El pecado es la verdadera causa de toda tristeza

Oseas nos recuerda que un corazón dividido nunca agrada a Dios y que todo lo que no sea Él resulta un refugio frágil. Solo el arrepentimiento sincero abre la puerta de su misericordia.

Oseas fue uno de los profetas de las diez tribus, cerca del final del reino del norte. La mayor parte de sus profecías se refieren a la condición y al destino de su reino. Poco se sabe personalmente del profeta. Los tres primeros capítulos del libro contienen una historia o parábola del matrimonio del profeta, en la cual el amor de Dios por Israel se describe de manera conmovedora, y el trato que Él recibe de parte de su pueblo se muestra en toda su negrura. La parte restante del libro contiene profecías contra los pecados del pueblo.

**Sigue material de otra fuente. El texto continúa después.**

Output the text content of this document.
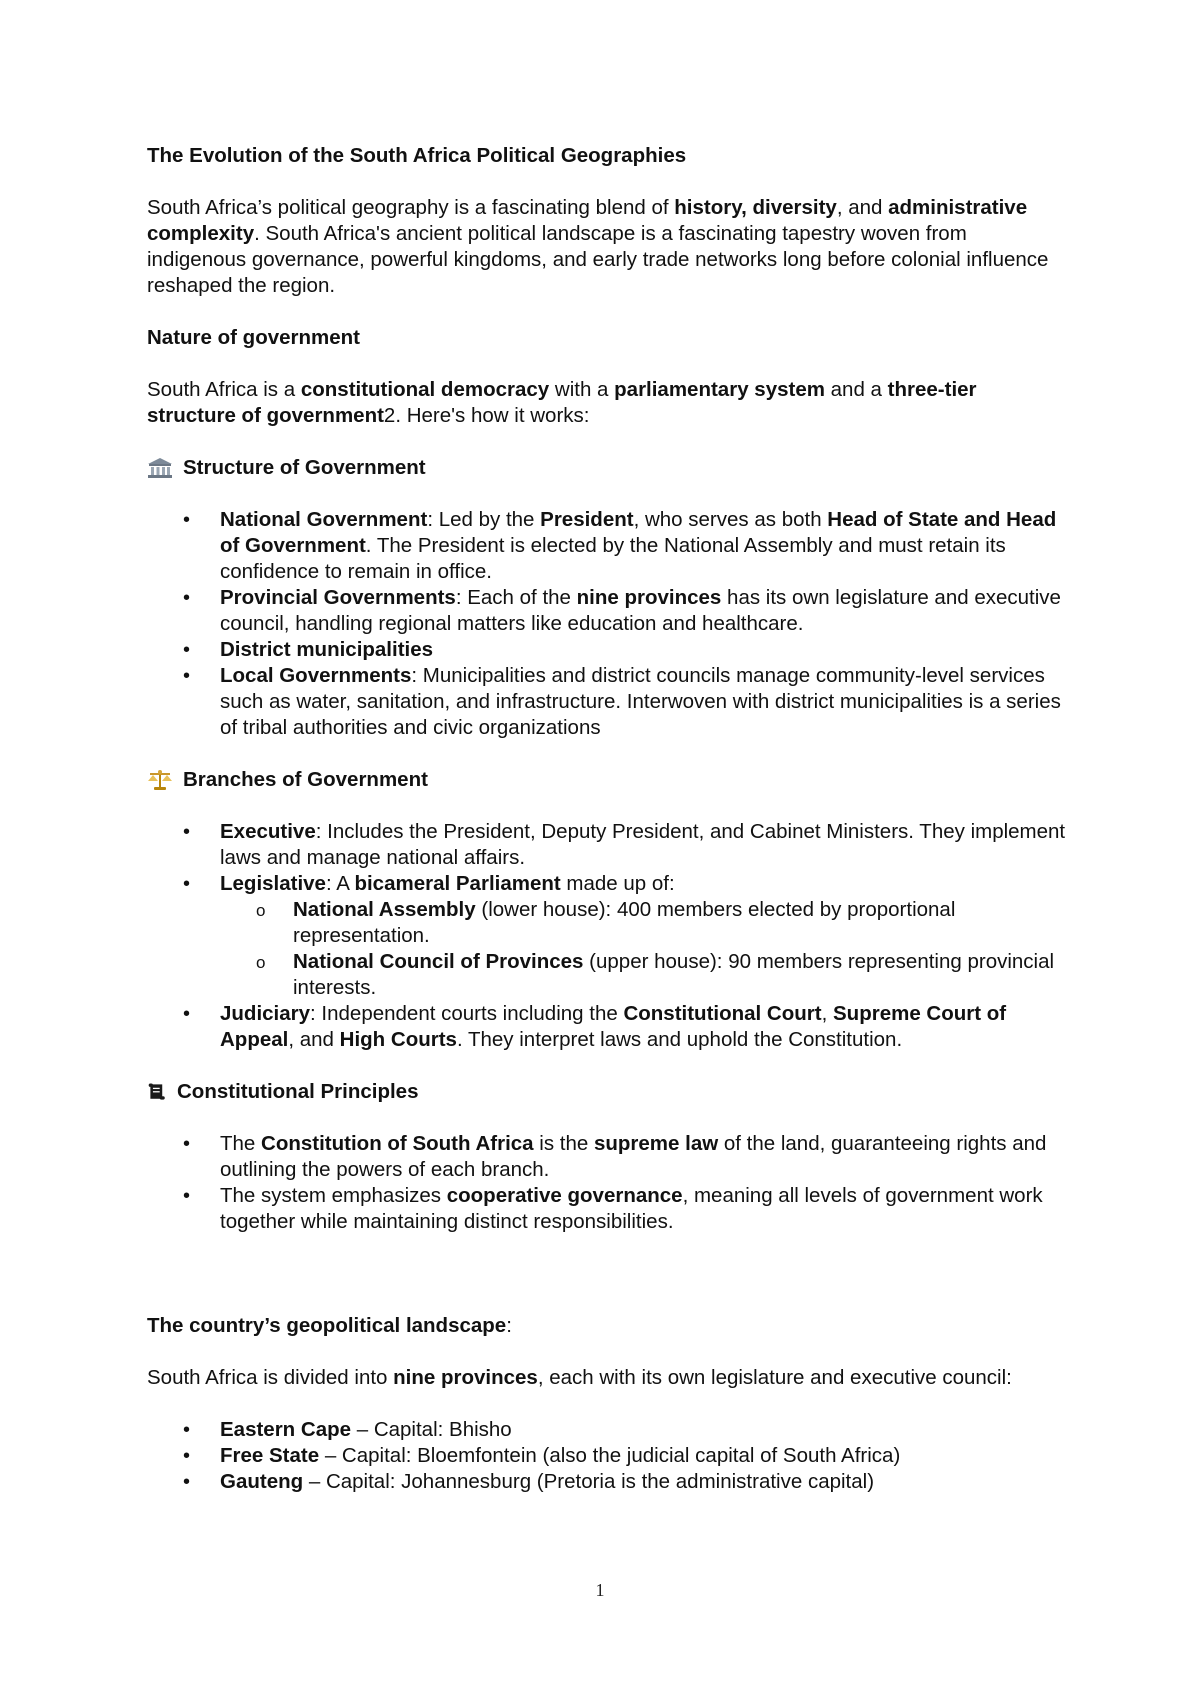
The Evolution of the South Africa Political Geographies

South Africa’s political geography is a fascinating blend of history, diversity, and administrative complexity. South Africa's ancient political landscape is a fascinating tapestry woven from indigenous governance, powerful kingdoms, and early trade networks long before colonial influence reshaped the region.

Nature of government

South Africa is a constitutional democracy with a parliamentary system and a three-tier structure of government2. Here's how it works:

Structure of Government
• National Government: Led by the President, who serves as both Head of State and Head of Government. The President is elected by the National Assembly and must retain its confidence to remain in office.
• Provincial Governments: Each of the nine provinces has its own legislature and executive council, handling regional matters like education and healthcare.
• District municipalities
• Local Governments: Municipalities and district councils manage community-level services such as water, sanitation, and infrastructure. Interwoven with district municipalities is a series of tribal authorities and civic organizations
Branches of Government
• Executive: Includes the President, Deputy President, and Cabinet Ministers. They implement laws and manage national affairs.
• Legislative: A bicameral Parliament made up of:
o National Assembly (lower house): 400 members elected by proportional representation.
o National Council of Provinces (upper house): 90 members representing provincial interests.
• Judiciary: Independent courts including the Constitutional Court, Supreme Court of Appeal, and High Courts. They interpret laws and uphold the Constitution.
Constitutional Principles
• The Constitution of South Africa is the supreme law of the land, guaranteeing rights and outlining the powers of each branch.
• The system emphasizes cooperative governance, meaning all levels of government work together while maintaining distinct responsibilities.

The country’s geopolitical landscape:

South Africa is divided into nine provinces, each with its own legislature and executive council:

• Eastern Cape – Capital: Bhisho
• Free State – Capital: Bloemfontein (also the judicial capital of South Africa)
• Gauteng – Capital: Johannesburg (Pretoria is the administrative capital)
1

En el capítulo de nuestro estudio actual se nos recuerdan las espléndidas oportunidades que Israel había tenido, y el uso temerario o el abuso de esas oportunidades. "Israel es una viña fructífera." La imagen es la de una vid que luce mucho en hojas, pero que a la hora del fruto no lleva uvas en ella. Representa una vida de mucha profesión religiosa, pero carente de los frutos de justicia y de carácter.

Comprendemos su sentido como referido a Israel en tiempos de Oseas. La nación hacía gran ostentación de religión, pero su religión era idólatra. Posiblemente también podríamos encontrar personas o iglesias en estos mismos días modernos que podrían haber servido de modelo para el cuadro. Será de mayor provecho práctico para nosotros mismos y de un uso más adecuado de la Biblia, si hacemos un examen cuidadoso de nuestras propias vidas personales para ver si esta vid de hojas lujosas y sin fruto es, en algún sentido, un retrato de nosotros.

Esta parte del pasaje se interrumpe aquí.